Fork me on GitHub
Bart Kleijngeld13:08:03

Maybe some people have opinions on this here :)


Hmm… I’m spending so much time in RDFS and OWL at the moment. Other schemas just haven’t been on my radar


My first thought is that because it’s JSON, and that can be stored as a tree in the graph, then evolution can be done as if talking about functional data structures


So… if you have data like on the Java example site:

{"namespace": "example.avro",
 "type": "record",
 "name": "User",
 "fields": [
     {"name": "name", "type": "string"},
     {"name": "favorite_number",  "type": ["int", "null"]},
     {"name": "favorite_color", "type": ["string", "null"]}
And you want the favorite_number to not be optional anymore, then if this were a Clojure structure: (update-in schema ["fields" 1 "type"] "int")

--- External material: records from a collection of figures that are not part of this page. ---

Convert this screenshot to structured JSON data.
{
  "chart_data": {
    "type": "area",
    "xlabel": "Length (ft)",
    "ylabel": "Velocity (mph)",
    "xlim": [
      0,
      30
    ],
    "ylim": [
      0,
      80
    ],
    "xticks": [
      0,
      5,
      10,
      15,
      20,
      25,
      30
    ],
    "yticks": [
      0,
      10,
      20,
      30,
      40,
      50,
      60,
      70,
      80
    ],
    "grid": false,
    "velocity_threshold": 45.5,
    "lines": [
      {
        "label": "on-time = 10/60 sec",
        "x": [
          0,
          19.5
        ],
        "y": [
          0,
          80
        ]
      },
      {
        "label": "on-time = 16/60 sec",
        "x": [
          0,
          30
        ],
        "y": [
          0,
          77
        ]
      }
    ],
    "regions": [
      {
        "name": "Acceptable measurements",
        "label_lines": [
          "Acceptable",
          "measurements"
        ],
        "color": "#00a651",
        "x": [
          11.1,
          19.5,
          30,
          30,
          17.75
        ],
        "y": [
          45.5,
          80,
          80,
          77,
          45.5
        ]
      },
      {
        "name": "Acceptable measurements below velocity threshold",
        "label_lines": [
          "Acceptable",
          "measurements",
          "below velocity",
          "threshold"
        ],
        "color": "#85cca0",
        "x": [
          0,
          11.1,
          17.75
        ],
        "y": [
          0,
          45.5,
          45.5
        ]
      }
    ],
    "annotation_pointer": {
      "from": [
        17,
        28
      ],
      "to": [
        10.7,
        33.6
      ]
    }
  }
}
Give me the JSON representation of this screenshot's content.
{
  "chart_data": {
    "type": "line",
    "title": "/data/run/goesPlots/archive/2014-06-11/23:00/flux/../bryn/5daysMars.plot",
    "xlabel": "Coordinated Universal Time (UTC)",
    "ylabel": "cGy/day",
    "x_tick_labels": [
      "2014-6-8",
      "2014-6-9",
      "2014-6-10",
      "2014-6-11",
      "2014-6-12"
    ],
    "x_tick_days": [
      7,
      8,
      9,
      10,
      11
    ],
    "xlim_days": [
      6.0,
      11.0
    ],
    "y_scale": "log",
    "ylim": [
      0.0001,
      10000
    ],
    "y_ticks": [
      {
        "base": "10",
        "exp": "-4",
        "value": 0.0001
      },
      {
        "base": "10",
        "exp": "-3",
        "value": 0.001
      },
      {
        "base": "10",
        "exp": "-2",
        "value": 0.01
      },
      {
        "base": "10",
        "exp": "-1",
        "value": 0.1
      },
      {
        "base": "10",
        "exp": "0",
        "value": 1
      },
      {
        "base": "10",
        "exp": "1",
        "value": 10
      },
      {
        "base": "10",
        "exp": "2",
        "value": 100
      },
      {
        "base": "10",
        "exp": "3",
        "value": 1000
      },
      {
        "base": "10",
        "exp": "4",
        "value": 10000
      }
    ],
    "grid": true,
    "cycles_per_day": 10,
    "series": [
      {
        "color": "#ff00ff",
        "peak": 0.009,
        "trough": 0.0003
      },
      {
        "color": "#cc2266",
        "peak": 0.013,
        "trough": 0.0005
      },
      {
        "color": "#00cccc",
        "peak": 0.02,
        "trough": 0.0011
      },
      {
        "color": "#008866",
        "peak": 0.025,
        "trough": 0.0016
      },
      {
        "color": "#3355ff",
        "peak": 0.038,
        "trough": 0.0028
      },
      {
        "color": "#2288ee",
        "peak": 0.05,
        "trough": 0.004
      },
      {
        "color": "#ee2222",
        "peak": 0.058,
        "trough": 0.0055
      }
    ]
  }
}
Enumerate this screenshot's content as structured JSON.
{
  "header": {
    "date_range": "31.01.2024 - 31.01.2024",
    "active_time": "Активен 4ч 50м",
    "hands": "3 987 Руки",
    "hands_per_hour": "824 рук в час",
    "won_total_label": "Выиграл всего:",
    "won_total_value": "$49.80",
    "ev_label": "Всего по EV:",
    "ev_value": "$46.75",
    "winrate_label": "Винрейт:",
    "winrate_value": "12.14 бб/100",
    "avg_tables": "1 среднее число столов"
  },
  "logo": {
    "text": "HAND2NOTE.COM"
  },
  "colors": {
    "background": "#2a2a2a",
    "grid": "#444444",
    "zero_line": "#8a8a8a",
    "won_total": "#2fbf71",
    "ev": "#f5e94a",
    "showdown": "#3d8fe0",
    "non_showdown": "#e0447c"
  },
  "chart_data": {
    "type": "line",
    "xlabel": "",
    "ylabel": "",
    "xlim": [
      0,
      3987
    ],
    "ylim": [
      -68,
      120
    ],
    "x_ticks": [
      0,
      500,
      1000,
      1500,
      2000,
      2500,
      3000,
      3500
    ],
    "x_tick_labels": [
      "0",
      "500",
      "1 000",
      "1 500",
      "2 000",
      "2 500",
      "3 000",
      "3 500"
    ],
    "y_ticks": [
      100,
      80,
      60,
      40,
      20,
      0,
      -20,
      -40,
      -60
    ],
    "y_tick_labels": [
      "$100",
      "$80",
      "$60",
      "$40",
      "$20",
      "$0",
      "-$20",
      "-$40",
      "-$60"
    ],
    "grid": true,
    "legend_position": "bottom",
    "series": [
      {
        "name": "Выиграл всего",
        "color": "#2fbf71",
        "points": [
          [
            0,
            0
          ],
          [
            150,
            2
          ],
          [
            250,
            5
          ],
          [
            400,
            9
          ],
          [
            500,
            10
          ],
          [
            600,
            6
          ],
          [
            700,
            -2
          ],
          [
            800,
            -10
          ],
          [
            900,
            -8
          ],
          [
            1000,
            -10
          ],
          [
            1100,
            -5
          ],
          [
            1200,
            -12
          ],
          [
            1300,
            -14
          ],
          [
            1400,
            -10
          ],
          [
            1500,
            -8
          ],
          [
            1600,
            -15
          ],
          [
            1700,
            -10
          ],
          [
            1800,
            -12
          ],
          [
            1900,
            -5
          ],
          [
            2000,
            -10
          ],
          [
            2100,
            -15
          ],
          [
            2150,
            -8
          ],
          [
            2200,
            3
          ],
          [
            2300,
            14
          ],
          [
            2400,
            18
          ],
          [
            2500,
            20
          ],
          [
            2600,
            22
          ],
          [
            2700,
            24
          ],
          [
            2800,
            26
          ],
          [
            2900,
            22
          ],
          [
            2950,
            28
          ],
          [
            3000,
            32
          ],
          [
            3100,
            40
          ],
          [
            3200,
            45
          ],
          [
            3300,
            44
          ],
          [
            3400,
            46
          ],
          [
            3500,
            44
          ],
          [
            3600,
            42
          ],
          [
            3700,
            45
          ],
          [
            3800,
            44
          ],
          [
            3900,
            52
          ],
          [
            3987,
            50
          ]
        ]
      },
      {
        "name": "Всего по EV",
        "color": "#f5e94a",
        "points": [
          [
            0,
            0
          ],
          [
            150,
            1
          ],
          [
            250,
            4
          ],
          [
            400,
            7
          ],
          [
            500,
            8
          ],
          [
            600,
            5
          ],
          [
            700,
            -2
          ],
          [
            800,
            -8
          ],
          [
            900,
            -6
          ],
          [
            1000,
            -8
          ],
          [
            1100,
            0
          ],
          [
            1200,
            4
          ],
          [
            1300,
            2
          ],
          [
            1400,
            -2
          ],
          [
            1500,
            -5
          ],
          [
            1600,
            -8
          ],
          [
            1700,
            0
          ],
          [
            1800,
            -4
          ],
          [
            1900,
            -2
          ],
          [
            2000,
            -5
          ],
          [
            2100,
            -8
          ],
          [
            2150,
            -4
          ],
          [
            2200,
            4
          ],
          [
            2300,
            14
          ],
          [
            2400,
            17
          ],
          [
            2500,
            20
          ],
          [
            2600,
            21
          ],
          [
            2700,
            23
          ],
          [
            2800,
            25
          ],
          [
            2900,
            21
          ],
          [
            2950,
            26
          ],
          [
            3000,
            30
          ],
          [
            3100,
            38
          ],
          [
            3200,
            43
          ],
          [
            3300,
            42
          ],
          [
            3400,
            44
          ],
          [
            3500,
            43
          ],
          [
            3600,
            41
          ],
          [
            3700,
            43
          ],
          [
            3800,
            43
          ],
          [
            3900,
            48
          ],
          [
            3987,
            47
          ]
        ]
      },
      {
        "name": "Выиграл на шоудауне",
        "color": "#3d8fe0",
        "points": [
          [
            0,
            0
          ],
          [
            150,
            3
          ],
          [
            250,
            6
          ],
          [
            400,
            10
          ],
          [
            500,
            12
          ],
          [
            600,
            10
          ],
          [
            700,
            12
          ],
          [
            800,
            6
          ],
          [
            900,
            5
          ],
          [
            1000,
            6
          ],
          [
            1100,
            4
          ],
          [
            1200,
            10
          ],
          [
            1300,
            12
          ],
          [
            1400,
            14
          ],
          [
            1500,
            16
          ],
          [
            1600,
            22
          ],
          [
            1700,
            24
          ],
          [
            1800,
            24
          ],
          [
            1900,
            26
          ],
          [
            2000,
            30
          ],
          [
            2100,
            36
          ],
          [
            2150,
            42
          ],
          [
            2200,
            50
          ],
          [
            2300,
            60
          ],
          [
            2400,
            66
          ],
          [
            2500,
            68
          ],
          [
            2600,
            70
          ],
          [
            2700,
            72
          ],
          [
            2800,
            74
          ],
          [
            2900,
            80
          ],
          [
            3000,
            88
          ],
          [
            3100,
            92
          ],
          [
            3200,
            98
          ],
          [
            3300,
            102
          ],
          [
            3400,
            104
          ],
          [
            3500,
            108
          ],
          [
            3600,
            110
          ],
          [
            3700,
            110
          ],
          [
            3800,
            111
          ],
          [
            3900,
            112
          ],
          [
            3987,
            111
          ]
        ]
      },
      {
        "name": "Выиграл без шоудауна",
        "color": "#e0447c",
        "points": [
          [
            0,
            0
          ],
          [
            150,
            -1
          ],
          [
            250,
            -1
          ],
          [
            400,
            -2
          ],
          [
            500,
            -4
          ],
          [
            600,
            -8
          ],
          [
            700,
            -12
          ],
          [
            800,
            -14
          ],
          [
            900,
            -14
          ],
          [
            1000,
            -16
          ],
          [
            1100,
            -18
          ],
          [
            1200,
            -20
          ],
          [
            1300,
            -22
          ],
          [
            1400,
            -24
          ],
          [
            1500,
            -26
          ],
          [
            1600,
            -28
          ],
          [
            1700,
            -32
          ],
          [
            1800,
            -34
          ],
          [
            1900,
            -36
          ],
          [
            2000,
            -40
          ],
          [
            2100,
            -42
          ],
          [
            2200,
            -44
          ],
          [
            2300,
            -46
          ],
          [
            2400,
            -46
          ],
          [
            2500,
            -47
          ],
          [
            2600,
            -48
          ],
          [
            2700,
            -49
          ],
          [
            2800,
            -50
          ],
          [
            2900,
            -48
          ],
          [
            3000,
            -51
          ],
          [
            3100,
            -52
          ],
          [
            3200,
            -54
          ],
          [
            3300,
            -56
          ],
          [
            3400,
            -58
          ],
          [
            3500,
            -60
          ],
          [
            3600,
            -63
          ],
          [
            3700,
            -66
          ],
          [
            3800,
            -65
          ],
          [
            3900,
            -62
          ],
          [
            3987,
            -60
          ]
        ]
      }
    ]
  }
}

If this were converted to a tree (and in Clojure, under the hood that’s what it is), then you’ll be updating the node that represents the type in the favorite_number entry. That means writing a new node for the type, a new node for the map that holds it (but still pointing to the existing name/`favorite_number` key/value pair) a new node for the containing list, and a new node for the top-level map. But there are still lots of existing nodes in that original tree that can still be referenced by the new version of the tree


If you can’t tell, I’ve taken to building immutable structures in graphs, in almost exactly the same way that the graph indices have been built

😄 1
Bart Kleijngeld14:08:50

I see what you're getting at. My question was more about "what are good ideas to adhere to in order to ease the process of evolving schemas", no so much "how do you properly evolve a schema" in a more technical sense. I feel you've answered the latter. Just to make sure: did you catch the replies I did on the original thread?


no! Sorry. I didn’t realize it was a thread 😳

Bart Kleijngeld14:08:51

No problem. I'm learning from the above as well!


OK… well my opinion is again skewed by RDF/OWL, as in… it’s all OWA! This makes things non-intuitive for many people (and I appreciate the problems there), but it also allows a lot of things to “just work”


The equivalent to OWA in this case is indeed to make everything optional


I’m less on board with the default values. The semantics of an application can often decide what the app wants to do in the case of data that wasn’t provided


which aligns with the “optional” data approach too, since you’ll often be missing data


Of course, any identifying values (compound keys, etc), should not be optional


NB: this is all just opinion 😜

Bart Kleijngeld14:08:27

Haha yes, I'm aware of how complicated this can get, given all sorts of use cases, trade-offs and preferences out there. What you're saying aligns with what Chad Herrington (Lancaster library author, i.e. Avro for Clojure) advocates in my conversations with him as well. I'm starting to more deeply understand the reasons for preferring optional values this way, but a skeptical team and lack of experience makes it somewhat harder on me. For example, people wonder: if some required field was removed, and a consumer working with the older schema reads a new message, this breaks things (the change was not forward compatible). I can show them how optional fields avoid this, but they go on to ask: well, but don't you want this to break? The consumer should be expected to require that field, and now it is gone. This should trigger you to make changes. In the case of an optional value the decoding might have gone well, but the required field for the consumer is still lacking and you can expect to break it still.

Bart Kleijngeld14:08:19

(I have a tough time answering that one)

Bart Kleijngeld14:08:22

One thing I can imagine being relevant is: how often can you say confidently that a field is required for all consumers? It's one of these typical, rigid things. It feels safer to let consumers make things required or not, depending on their use case (it's a bit like Rich's point in the Maybe Not talk)


Well, you have a tradeoff then… do you want it to break with incompatible data, or do you want it to be resilient? Those are mutually exclusive, but it sounds like you’re looking for both 🙂 OTOH, if you start with the open world assumption, so you always expect things to possibly be missing, it may make the code longer (how to deal with missing values that you expect), but it makes you forward compatible, and gives you a consistent approach for resiliency

Bart Kleijngeld14:08:44

I don't think I'm following how you mean the resiliency here. Resilient as in: receiving a null or ignoring a field instead of throwing an error?


as in, being able to continue operating in the face of missing expected data

Bart Kleijngeld14:08:24

Right. It's hard for me to play devil's advocate if I agree so much 😂. Another reason for me never to aspire to become a lawyer


Lawyering means working with people, and people are hard

Bart Kleijngeld14:08:35

Throw another reason in why don't you 😉 haha


Ambiguous rules that are subject to interpretation? I mean, that’s the entire basis for the profession!

😂 1
Bart Kleijngeld14:08:45

I guess people have a tough time understanding the benefits of resiliency in the schema layer (perhaps me too) if ultimately the consumer is going to have to deal with the (say) incomplete data anyways. If it breaks it breaks. But again, I think my point of "fields might not actually be required by all consumers" is a good reason for why resiliency is a good idea.